Your website’s traffic is all from one geographic location

nighttime city skyline with tall buildings

The promise of a CDN is that your files will be cached at PoPs (Points of Presence) all around the world so that they will be accessible quickly by any visitor worldwide. But if you are running a website for a local business, or hosting a portfolio for a contractor who mostly works locally, then it doesn’t matter if your website loads lightning-fast for visitors on the other side of the world. If a visitor in Japan really wants to read your website about New York City flower delivery services, they can wait the extra 2 seconds for your page to arrive through the undersea internet cables (though if you had used a CDN it could have taken longer than that anyway due to a cache miss).

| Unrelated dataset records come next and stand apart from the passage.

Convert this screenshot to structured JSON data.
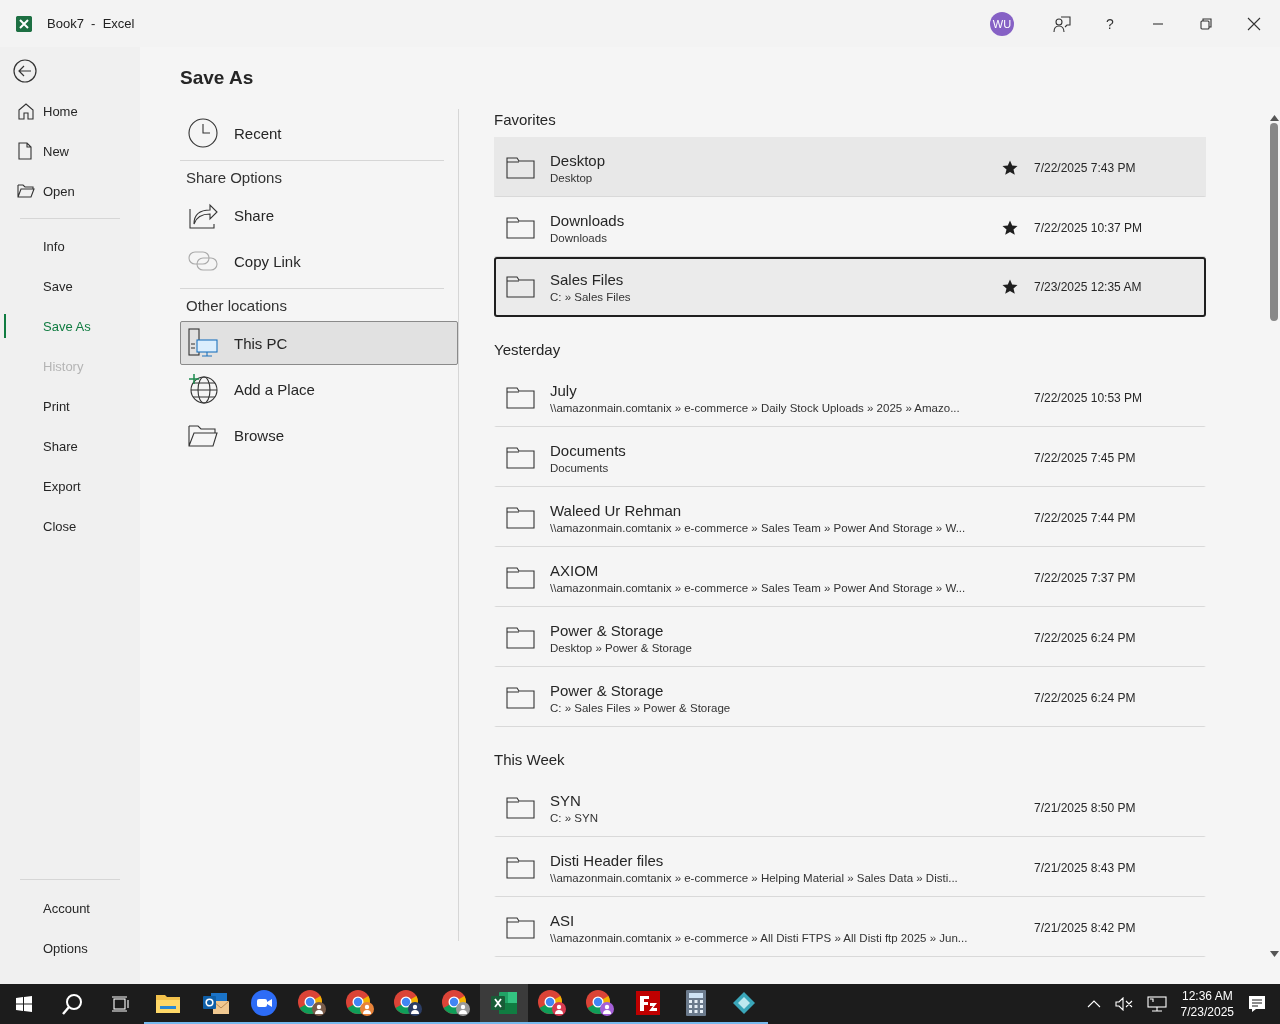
{
  "title_bar": {
    "title": "Book7  -  Excel",
    "avatar": "WU",
    "help": "?"
  },
  "nav": {
    "top": [
      {
        "label": "Home",
        "selected": false,
        "disabled": false
      },
      {
        "label": "New",
        "selected": false,
        "disabled": false
      },
      {
        "label": "Open",
        "selected": false,
        "disabled": false
      }
    ],
    "middle": [
      {
        "label": "Info",
        "selected": false,
        "disabled": false
      },
      {
        "label": "Save",
        "selected": false,
        "disabled": false
      },
      {
        "label": "Save As",
        "selected": true,
        "disabled": false
      },
      {
        "label": "History",
        "selected": false,
        "disabled": true
      },
      {
        "label": "Print",
        "selected": false,
        "disabled": false
      },
      {
        "label": "Share",
        "selected": false,
        "disabled": false
      },
      {
        "label": "Export",
        "selected": false,
        "disabled": false
      },
      {
        "label": "Close",
        "selected": false,
        "disabled": false
      }
    ],
    "bottom": [
      {
        "label": "Account",
        "selected": false,
        "disabled": false
      },
      {
        "label": "Options",
        "selected": false,
        "disabled": false
      }
    ]
  },
  "heading": "Save As",
  "locations": [
    {
      "kind": "item",
      "label": "Recent",
      "selected": false
    },
    {
      "kind": "header",
      "label": "Share Options"
    },
    {
      "kind": "item",
      "label": "Share",
      "selected": false
    },
    {
      "kind": "item",
      "label": "Copy Link",
      "selected": false
    },
    {
      "kind": "header",
      "label": "Other locations"
    },
    {
      "kind": "item",
      "label": "This PC",
      "selected": true
    },
    {
      "kind": "item",
      "label": "Add a Place",
      "selected": false
    },
    {
      "kind": "item",
      "label": "Browse",
      "selected": false
    }
  ],
  "folder_groups": [
    {
      "title": "Favorites",
      "folders": [
        {
          "name": "Desktop",
          "path": "Desktop",
          "date": "7/22/2025 7:43 PM",
          "pinned": true,
          "hovered": true,
          "selected": false
        },
        {
          "name": "Downloads",
          "path": "Downloads",
          "date": "7/22/2025 10:37 PM",
          "pinned": true,
          "hovered": false,
          "selected": false
        },
        {
          "name": "Sales Files",
          "path": "C: » Sales Files",
          "date": "7/23/2025 12:35 AM",
          "pinned": true,
          "hovered": false,
          "selected": true
        }
      ]
    },
    {
      "title": "Yesterday",
      "folders": [
        {
          "name": "July",
          "path": "\\\\amazonmain.comtanix » e-commerce » Daily Stock Uploads » 2025 » Amazo...",
          "date": "7/22/2025 10:53 PM",
          "pinned": false,
          "hovered": false,
          "selected": false
        },
        {
          "name": "Documents",
          "path": "Documents",
          "date": "7/22/2025 7:45 PM",
          "pinned": false,
          "hovered": false,
          "selected": false
        },
        {
          "name": "Waleed Ur Rehman",
          "path": "\\\\amazonmain.comtanix » e-commerce » Sales Team » Power And Storage » W...",
          "date": "7/22/2025 7:44 PM",
          "pinned": false,
          "hovered": false,
          "selected": false
        },
        {
          "name": "AXIOM",
          "path": "\\\\amazonmain.comtanix » e-commerce » Sales Team » Power And Storage » W...",
          "date": "7/22/2025 7:37 PM",
          "pinned": false,
          "hovered": false,
          "selected": false
        },
        {
          "name": "Power & Storage",
          "path": "Desktop » Power & Storage",
          "date": "7/22/2025 6:24 PM",
          "pinned": false,
          "hovered": false,
          "selected": false
        },
        {
          "name": "Power & Storage",
          "path": "C: » Sales Files » Power & Storage",
          "date": "7/22/2025 6:24 PM",
          "pinned": false,
          "hovered": false,
          "selected": false
        }
      ]
    },
    {
      "title": "This Week",
      "folders": [
        {
          "name": "SYN",
          "path": "C: » SYN",
          "date": "7/21/2025 8:50 PM",
          "pinned": false,
          "hovered": false,
          "selected": false
        },
        {
          "name": "Disti Header files",
          "path": "\\\\amazonmain.comtanix » e-commerce » Helping Material » Sales Data » Disti...",
          "date": "7/21/2025 8:43 PM",
          "pinned": false,
          "hovered": false,
          "selected": false
        },
        {
          "name": "ASI",
          "path": "\\\\amazonmain.comtanix » e-commerce » All Disti FTPS » All Disti ftp 2025 » Jun...",
          "date": "7/21/2025 8:42 PM",
          "pinned": false,
          "hovered": false,
          "selected": false
        }
      ]
    }
  ],
  "taskbar": {
    "apps": [
      {
        "kind": "explorer",
        "running": true,
        "selected": false
      },
      {
        "kind": "outlook",
        "running": true,
        "selected": false
      },
      {
        "kind": "zoom",
        "running": true,
        "selected": false
      },
      {
        "kind": "chrome",
        "color": "#7a5c4a",
        "running": true,
        "selected": false
      },
      {
        "kind": "chrome",
        "color": "#e8833a",
        "running": true,
        "selected": false
      },
      {
        "kind": "chrome",
        "color": "#2c3e66",
        "running": true,
        "selected": false
      },
      {
        "kind": "chrome",
        "color": "#9a9a9a",
        "running": true,
        "selected": false
      },
      {
        "kind": "excel",
        "running": true,
        "selected": true
      },
      {
        "kind": "chrome",
        "color": "#d83a50",
        "running": true,
        "selected": false
      },
      {
        "kind": "chrome",
        "color": "#a560d8",
        "running": true,
        "selected": false
      },
      {
        "kind": "filezilla",
        "running": true,
        "selected": false
      },
      {
        "kind": "calculator",
        "running": true,
        "selected": false
      },
      {
        "kind": "app",
        "running": true,
        "selected": false
      }
    ],
    "time": "12:36 AM",
    "date": "7/23/2025"
  }
}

Meanwhile your prospective customers will have a fast experience because they are geographically close to your server.

Your website is already very fast

space shuttle launch

If your website is already very fast for your visitors, then a CDN won’t make it faster. Say that I have a website hosted in San Francisco with customers in California. The server software is running on a premium hosting provider with ample bandwidth, the back-end code is well-optimized, the server uses the latest HTTP protocol, and response times are lower than 200ms.

In this case the site’s web server can serve up files just as fast as a CDN could, or maybe even faster. With respect to geographically local visitors, the only thing that adding a CDN could do is to slow down the site with cache misses. So as long as your customers are predominantly regional it may not make sense to bother integrating a CDN.

Conclusion

Using a CDN to host your website is almost always a good idea. However, there are some niche cases where it doesn’t make as much sense. If your website falls into one or more of these categories, consider whether a CDN would actually be helpful!